Gyeongtae nickte, und Huisu fragte sich, ob sein Nicken »verstehe« oder »dann eben nicht« bedeutete. Die Jungen waren bis zum Ende der Mole gelaufen, einmal um den Leuchtturm herum, und kamen nun wieder näher.

»Ich muss los.«

»Okay. Geh ruhig.«

»Arbeitest du heute?«

»Wenn du es Arbeit nennen willst: Ich muss ein paar Betrüger ausführen und ihnen einen ausgeben.«

Gyeongtae zog sich die Kappe tief ins Gesicht, lächelte Huisu an und setzte seinen Trainingslauf fort, den steilen Hyeolcheongso-Hügel hinauf.
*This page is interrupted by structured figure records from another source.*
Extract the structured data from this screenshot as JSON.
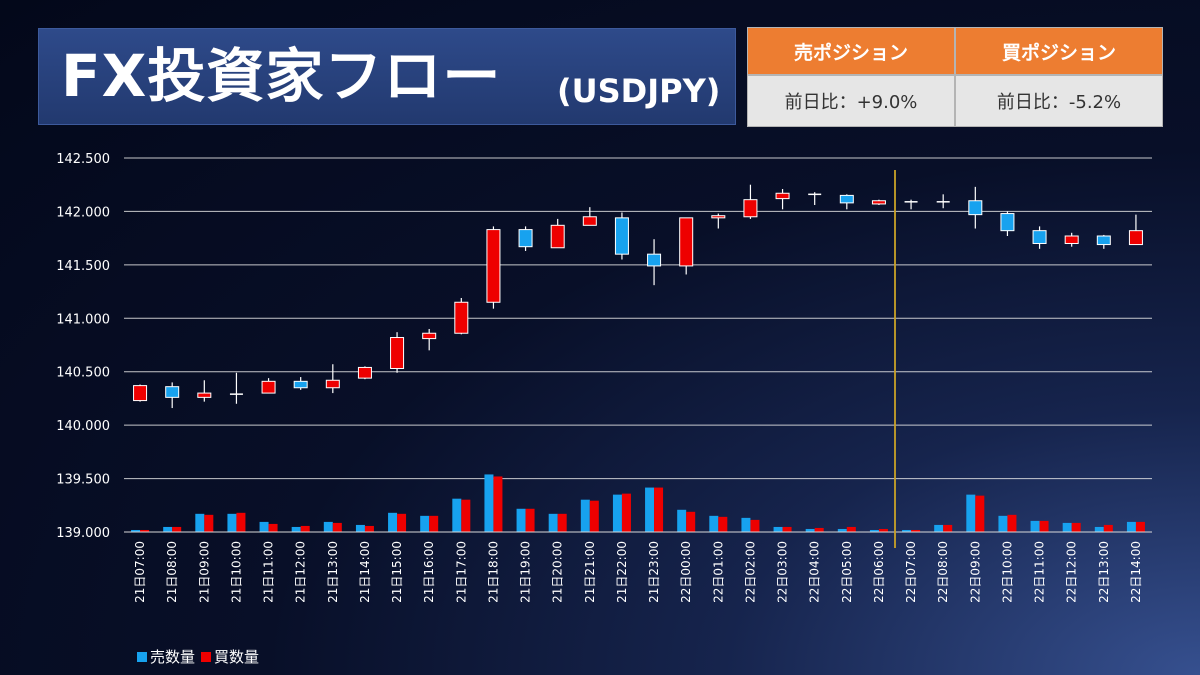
{
  "title": {
    "main": "FX投資家フロー",
    "pair": "(USDJPY)"
  },
  "positions": [
    {
      "label": "売ポジション",
      "value": "前日比：+9.0%"
    },
    {
      "label": "買ポジション",
      "value": "前日比：-5.2%"
    }
  ],
  "colors": {
    "sell": "#17a2ef",
    "buy": "#ee0000",
    "header": "#ed7d31",
    "marker_line": "#c9a227",
    "grid": "#e8e8e8"
  },
  "chart_data": {
    "type": "candlestick+bar",
    "ylim": [
      139.0,
      142.5
    ],
    "yticks": [
      "139.000",
      "139.500",
      "140.000",
      "140.500",
      "141.000",
      "141.500",
      "142.000",
      "142.500"
    ],
    "grid": true,
    "legend_position": "bottom-left",
    "marker_line_after": "22日06:00",
    "categories": [
      "21日07:00",
      "21日08:00",
      "21日09:00",
      "21日10:00",
      "21日11:00",
      "21日12:00",
      "21日13:00",
      "21日14:00",
      "21日15:00",
      "21日16:00",
      "21日17:00",
      "21日18:00",
      "21日19:00",
      "21日20:00",
      "21日21:00",
      "21日22:00",
      "21日23:00",
      "22日00:00",
      "22日01:00",
      "22日02:00",
      "22日03:00",
      "22日04:00",
      "22日05:00",
      "22日06:00",
      "22日07:00",
      "22日08:00",
      "22日09:00",
      "22日10:00",
      "22日11:00",
      "22日12:00",
      "22日13:00",
      "22日14:00"
    ],
    "candles": [
      {
        "color": "buy",
        "top": 140.37,
        "bottom": 140.23,
        "high": 140.38,
        "low": 140.22
      },
      {
        "color": "sell",
        "top": 140.36,
        "bottom": 140.26,
        "high": 140.4,
        "low": 140.16
      },
      {
        "color": "buy",
        "top": 140.3,
        "bottom": 140.26,
        "high": 140.42,
        "low": 140.22
      },
      {
        "color": "cross",
        "top": 140.29,
        "bottom": 140.29,
        "high": 140.49,
        "low": 140.2
      },
      {
        "color": "buy",
        "top": 140.41,
        "bottom": 140.3,
        "high": 140.44,
        "low": 140.3
      },
      {
        "color": "sell",
        "top": 140.41,
        "bottom": 140.35,
        "high": 140.45,
        "low": 140.33
      },
      {
        "color": "buy",
        "top": 140.42,
        "bottom": 140.35,
        "high": 140.57,
        "low": 140.3
      },
      {
        "color": "buy",
        "top": 140.54,
        "bottom": 140.44,
        "high": 140.55,
        "low": 140.43
      },
      {
        "color": "buy",
        "top": 140.82,
        "bottom": 140.53,
        "high": 140.87,
        "low": 140.49
      },
      {
        "color": "buy",
        "top": 140.86,
        "bottom": 140.81,
        "high": 140.9,
        "low": 140.7
      },
      {
        "color": "buy",
        "top": 141.15,
        "bottom": 140.86,
        "high": 141.19,
        "low": 140.85
      },
      {
        "color": "buy",
        "top": 141.83,
        "bottom": 141.15,
        "high": 141.86,
        "low": 141.09
      },
      {
        "color": "sell",
        "top": 141.83,
        "bottom": 141.67,
        "high": 141.86,
        "low": 141.63
      },
      {
        "color": "buy",
        "top": 141.87,
        "bottom": 141.66,
        "high": 141.93,
        "low": 141.66
      },
      {
        "color": "buy",
        "top": 141.95,
        "bottom": 141.87,
        "high": 142.04,
        "low": 141.87
      },
      {
        "color": "sell",
        "top": 141.94,
        "bottom": 141.6,
        "high": 141.99,
        "low": 141.55
      },
      {
        "color": "sell",
        "top": 141.6,
        "bottom": 141.49,
        "high": 141.74,
        "low": 141.31
      },
      {
        "color": "buy",
        "top": 141.94,
        "bottom": 141.49,
        "high": 141.94,
        "low": 141.41
      },
      {
        "color": "buy",
        "top": 141.96,
        "bottom": 141.94,
        "high": 141.98,
        "low": 141.84
      },
      {
        "color": "buy",
        "top": 142.11,
        "bottom": 141.95,
        "high": 142.25,
        "low": 141.93
      },
      {
        "color": "buy",
        "top": 142.17,
        "bottom": 142.12,
        "high": 142.21,
        "low": 142.02
      },
      {
        "color": "cross",
        "top": 142.16,
        "bottom": 142.16,
        "high": 142.18,
        "low": 142.06
      },
      {
        "color": "sell",
        "top": 142.15,
        "bottom": 142.08,
        "high": 142.16,
        "low": 142.02
      },
      {
        "color": "buy",
        "top": 142.1,
        "bottom": 142.07,
        "high": 142.11,
        "low": 142.06
      },
      {
        "color": "cross",
        "top": 142.09,
        "bottom": 142.09,
        "high": 142.11,
        "low": 142.02
      },
      {
        "color": "cross",
        "top": 142.09,
        "bottom": 142.09,
        "high": 142.16,
        "low": 142.03
      },
      {
        "color": "sell",
        "top": 142.1,
        "bottom": 141.97,
        "high": 142.23,
        "low": 141.84
      },
      {
        "color": "sell",
        "top": 141.98,
        "bottom": 141.82,
        "high": 142.0,
        "low": 141.77
      },
      {
        "color": "sell",
        "top": 141.82,
        "bottom": 141.7,
        "high": 141.86,
        "low": 141.65
      },
      {
        "color": "buy",
        "top": 141.77,
        "bottom": 141.7,
        "high": 141.8,
        "low": 141.67
      },
      {
        "color": "sell",
        "top": 141.77,
        "bottom": 141.69,
        "high": 141.78,
        "low": 141.65
      },
      {
        "color": "buy",
        "top": 141.82,
        "bottom": 141.69,
        "high": 141.97,
        "low": 141.69
      }
    ],
    "volume_sell": [
      0.02,
      0.05,
      0.18,
      0.18,
      0.1,
      0.05,
      0.1,
      0.07,
      0.19,
      0.16,
      0.33,
      0.57,
      0.23,
      0.18,
      0.32,
      0.37,
      0.44,
      0.22,
      0.16,
      0.14,
      0.05,
      0.03,
      0.03,
      0.02,
      0.02,
      0.07,
      0.37,
      0.16,
      0.11,
      0.09,
      0.05,
      0.1
    ],
    "volume_buy": [
      0.02,
      0.05,
      0.17,
      0.19,
      0.08,
      0.06,
      0.09,
      0.06,
      0.18,
      0.16,
      0.32,
      0.55,
      0.23,
      0.18,
      0.31,
      0.38,
      0.44,
      0.2,
      0.15,
      0.12,
      0.05,
      0.04,
      0.05,
      0.03,
      0.02,
      0.07,
      0.36,
      0.17,
      0.11,
      0.09,
      0.07,
      0.1
    ],
    "legend": [
      "売数量",
      "買数量"
    ]
  }
}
Huisu klemmte sich die Zigarette wieder zwischen die Lippen. Er blickte Gyeongtae nach, wie er geschmeidig aufs Meer zulief. In jungen Jahren konnte er schneller laufen als Gyeongtae und hatte länger durchgehalten. Er war damals auch derjenige, den Pater Martino beim Boxen mit dem größten Enthusiasmus begleitete. Wäre Huisu heute mit Gyeongtae gelaufen, er hätte nach hundert Metern den gesamten Inhalt seines Magens ausgekotzt. Die Zigarette im Mund, wanderte sein Blick zu den jungen Boxern, die auf Gyeongtae zuliefen, und dann weiter zum roten Leuchtturm und den wenigen Möwen, die ihn träge umkreisten. Schließlich warf er die Zigarette unangezündet in den weißen Sand und ging langsam zum Grillrestaurant zurück, um dort Chef Gu und die Typen vom Zoll zu begrüßen.